The lead on the New York Times story read like a line from a Dickens novel: "The nation's workers may be struggling, but American companies just had their best quarter ever." What the Times story neglected to mention is that the bulk of the increase in corporate profits was nabbed by the financial industry rather than manufacturing and other productive sectors. A whopping $33.3 billion out of the total corporate profits increase of $44.4 billion went to the banks and investment houses that those same workers had bailed out with their tax dollars.
Most of us weren't expecting a thank-you card from the financial sector, but even a modicum of humility would be nice.
Now, if companies are doing better than ever...where are the jobs we were assured would start to appear when those companies started doing well?
Much of the rest of the corporate profit, in the non-financial sector, was also taken out of the hides of workers through increased "productivity" growth—meaning they had produced more for less personal income.

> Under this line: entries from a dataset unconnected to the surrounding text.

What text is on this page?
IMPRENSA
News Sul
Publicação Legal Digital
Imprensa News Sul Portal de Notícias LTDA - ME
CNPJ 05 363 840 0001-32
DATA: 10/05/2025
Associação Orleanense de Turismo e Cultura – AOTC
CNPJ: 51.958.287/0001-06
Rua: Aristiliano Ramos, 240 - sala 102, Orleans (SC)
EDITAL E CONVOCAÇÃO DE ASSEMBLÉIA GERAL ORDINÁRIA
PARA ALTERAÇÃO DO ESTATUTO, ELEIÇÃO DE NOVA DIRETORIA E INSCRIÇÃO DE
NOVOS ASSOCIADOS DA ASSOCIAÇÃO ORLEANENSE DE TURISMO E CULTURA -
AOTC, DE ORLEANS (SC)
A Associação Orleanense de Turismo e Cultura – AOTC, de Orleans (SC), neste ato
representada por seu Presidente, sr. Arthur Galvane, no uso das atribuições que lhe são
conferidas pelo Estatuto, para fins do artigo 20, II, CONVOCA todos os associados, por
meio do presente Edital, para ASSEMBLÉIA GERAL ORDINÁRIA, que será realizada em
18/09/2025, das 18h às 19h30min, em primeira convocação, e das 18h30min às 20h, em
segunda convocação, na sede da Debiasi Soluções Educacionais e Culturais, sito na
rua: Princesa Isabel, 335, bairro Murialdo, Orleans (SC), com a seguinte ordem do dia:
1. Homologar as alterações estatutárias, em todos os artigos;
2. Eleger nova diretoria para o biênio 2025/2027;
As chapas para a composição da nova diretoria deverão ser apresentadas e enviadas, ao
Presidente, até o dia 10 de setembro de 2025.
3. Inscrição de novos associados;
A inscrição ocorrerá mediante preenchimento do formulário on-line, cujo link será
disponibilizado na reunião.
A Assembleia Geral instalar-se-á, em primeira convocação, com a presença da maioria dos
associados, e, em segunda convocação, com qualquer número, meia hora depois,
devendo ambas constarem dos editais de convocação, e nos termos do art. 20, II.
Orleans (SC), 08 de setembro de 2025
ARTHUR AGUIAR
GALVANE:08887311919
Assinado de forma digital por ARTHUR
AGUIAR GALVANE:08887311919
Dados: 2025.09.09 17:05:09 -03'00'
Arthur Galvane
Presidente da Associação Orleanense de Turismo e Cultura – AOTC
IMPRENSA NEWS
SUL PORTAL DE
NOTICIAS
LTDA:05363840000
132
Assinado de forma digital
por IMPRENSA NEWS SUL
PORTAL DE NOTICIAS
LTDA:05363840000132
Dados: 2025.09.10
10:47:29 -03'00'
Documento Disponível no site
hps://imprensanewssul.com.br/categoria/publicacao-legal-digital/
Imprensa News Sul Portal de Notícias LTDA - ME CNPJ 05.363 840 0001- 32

Case in point: the plant that GM is reopening in Orion Township, Mich., where, under a deal negotiated with the beleaguered UAW union, 40 percent of the workers crawling through cars on the assembly line will be paid fifteen bucks an hour. That's about half the traditional UAW wage.
In other words: these companies have figured out how to get more for less by holding workers hostage. If you want to keep your job, you'll settle for less money. Otherwise, you too, can join the ever burgeoning ranks of the long term unemployed.